Q. You are the Creative Producer/Director for two ground-breaking, multimedia works featuring the NAC Orchestra this season: Dear Life and I Lost my Talk. How would you describe these works?
A. Dear Life is an autobiographical short story by Alice Munro. It’s a reflection on childhood and how roads not taken in youth haunt us in adulthood. This project transforms it into a multidisciplinary piece with music, film, spoken word and singing. I Lost my Talk is based on a poem by Mi’kmaq poet and elder Rita Joe. It was inspired by the time she spent in residential school when she feared she would lose her language, her culture, and the tradition of storytelling. It features a lush orchestral score by Canadian composer John Estacio, Guna and Rappahannock actor and playwright Monique Mojica performing the poem live onstage and a film directed by award-winng filmmaker Barbara Willis Sweete, featuring choreography by Santee Smith (Tekaronhiahkhwa) from the Kahnyen′kenaka Nation.

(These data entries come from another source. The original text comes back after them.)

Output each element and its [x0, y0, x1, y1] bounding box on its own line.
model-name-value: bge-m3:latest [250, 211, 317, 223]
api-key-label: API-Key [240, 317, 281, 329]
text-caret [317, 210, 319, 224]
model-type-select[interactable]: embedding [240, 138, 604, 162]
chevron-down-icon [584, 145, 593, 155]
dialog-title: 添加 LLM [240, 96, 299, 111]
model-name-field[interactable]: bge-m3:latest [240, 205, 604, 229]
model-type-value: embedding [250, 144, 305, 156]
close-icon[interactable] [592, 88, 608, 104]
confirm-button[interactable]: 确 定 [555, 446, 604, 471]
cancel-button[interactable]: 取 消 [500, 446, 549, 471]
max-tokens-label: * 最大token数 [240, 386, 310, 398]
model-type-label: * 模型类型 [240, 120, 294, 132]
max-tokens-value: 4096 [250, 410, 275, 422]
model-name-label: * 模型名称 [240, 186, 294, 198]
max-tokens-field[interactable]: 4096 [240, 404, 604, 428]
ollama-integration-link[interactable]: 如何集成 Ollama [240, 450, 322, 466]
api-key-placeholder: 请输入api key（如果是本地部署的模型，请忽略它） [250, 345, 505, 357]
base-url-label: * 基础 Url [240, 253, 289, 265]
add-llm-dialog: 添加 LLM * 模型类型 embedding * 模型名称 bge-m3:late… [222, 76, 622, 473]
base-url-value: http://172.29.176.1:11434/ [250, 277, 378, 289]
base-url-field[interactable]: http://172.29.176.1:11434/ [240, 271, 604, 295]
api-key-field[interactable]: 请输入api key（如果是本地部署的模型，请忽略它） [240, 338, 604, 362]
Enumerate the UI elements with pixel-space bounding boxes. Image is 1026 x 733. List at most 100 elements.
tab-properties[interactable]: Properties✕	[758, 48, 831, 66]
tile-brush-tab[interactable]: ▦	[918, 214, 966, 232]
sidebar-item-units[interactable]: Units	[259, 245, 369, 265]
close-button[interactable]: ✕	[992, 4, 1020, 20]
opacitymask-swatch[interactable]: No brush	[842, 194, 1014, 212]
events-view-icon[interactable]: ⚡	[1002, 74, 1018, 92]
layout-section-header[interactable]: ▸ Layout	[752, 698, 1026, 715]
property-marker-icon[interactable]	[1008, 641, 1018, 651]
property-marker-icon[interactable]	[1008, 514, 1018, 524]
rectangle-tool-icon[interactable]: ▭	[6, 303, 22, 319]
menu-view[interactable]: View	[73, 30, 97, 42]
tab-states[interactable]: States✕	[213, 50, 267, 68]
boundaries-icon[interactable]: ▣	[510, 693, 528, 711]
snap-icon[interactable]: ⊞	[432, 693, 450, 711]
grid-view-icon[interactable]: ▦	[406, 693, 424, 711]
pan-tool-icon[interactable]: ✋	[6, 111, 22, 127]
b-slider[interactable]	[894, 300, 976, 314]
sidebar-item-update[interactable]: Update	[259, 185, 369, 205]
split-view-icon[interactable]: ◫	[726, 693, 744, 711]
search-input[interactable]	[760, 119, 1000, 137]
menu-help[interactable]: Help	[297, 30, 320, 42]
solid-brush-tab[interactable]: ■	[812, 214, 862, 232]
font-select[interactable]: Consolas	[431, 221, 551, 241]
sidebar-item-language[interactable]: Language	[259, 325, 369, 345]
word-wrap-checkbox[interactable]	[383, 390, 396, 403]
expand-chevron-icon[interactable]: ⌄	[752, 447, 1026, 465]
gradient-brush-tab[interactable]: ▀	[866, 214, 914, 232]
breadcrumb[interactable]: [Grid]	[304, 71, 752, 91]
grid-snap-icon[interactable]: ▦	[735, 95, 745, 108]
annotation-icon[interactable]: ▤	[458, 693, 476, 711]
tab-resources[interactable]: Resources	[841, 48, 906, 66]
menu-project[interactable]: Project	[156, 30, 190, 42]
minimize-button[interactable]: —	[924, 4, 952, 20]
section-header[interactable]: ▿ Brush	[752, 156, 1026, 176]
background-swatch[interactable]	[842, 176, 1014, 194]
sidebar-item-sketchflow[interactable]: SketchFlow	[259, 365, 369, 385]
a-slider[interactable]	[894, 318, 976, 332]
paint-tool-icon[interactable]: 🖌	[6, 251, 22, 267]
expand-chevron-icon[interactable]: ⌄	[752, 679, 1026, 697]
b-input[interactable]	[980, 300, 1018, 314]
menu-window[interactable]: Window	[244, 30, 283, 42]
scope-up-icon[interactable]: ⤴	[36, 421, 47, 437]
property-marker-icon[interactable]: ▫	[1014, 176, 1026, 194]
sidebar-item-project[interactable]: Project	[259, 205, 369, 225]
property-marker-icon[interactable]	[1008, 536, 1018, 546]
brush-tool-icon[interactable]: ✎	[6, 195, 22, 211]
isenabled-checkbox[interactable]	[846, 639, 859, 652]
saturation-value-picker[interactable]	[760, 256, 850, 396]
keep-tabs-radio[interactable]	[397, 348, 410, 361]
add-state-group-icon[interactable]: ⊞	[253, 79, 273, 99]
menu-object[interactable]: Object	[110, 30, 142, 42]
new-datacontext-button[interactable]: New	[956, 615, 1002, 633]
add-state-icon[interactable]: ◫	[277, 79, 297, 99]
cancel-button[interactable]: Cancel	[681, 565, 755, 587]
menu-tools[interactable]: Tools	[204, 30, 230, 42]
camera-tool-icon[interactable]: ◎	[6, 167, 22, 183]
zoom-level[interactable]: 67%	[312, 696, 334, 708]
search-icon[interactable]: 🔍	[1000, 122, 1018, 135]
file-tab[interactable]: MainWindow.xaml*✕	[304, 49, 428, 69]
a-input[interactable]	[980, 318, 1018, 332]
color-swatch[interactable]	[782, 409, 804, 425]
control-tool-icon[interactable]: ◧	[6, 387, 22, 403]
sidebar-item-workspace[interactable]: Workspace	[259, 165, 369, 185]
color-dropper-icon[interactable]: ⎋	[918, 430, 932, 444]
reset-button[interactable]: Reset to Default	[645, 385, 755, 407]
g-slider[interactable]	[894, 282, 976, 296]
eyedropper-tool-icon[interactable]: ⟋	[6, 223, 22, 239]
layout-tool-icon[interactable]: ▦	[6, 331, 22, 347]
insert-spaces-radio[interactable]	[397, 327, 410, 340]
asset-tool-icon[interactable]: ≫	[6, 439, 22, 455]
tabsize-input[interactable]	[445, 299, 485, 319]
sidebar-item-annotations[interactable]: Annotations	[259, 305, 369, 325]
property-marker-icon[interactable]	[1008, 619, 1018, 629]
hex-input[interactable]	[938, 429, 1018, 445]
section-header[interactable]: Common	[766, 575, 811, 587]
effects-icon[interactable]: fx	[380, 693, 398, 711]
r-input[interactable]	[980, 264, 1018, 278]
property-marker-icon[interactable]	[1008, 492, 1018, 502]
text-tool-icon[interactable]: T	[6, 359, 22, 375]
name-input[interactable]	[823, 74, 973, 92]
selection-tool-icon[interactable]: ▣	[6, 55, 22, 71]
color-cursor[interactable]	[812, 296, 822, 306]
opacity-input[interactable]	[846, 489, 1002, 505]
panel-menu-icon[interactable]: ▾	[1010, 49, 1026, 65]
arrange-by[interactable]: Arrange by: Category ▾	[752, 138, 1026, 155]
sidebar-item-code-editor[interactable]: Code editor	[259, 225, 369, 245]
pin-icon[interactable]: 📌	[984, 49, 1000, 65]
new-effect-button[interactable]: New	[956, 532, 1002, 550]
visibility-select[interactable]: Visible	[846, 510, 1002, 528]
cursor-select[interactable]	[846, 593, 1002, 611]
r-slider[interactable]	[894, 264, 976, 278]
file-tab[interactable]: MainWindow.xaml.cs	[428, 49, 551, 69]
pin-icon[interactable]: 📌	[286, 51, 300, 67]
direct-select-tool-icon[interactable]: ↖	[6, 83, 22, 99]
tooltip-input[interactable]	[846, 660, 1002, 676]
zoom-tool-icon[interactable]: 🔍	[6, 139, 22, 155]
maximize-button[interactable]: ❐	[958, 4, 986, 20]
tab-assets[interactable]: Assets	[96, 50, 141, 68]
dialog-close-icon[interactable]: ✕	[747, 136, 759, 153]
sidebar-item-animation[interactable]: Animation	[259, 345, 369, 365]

Q. To what extent is the new Music Director of the NAC Orchestra, Alexander Shelley, involved in these projects?
A. I knew instantly when I met Alexander Shelley, that he is a visionary. It was his discovery of the poems and literature that inspired these projects.
Q. We understand that the creation of these works has benefited from a “workshop” process. How does this help?
A. Alexander Shelley and the musicians of the Orchestra have embraced this creative adventure. The workshops have allowed us to test the visuals with our production designers from Montreal’s Turbine Studio.
When I first heard the music for Dear Life performed at our rehearsal in July, it confirmed to me that this project belongs on the world stage.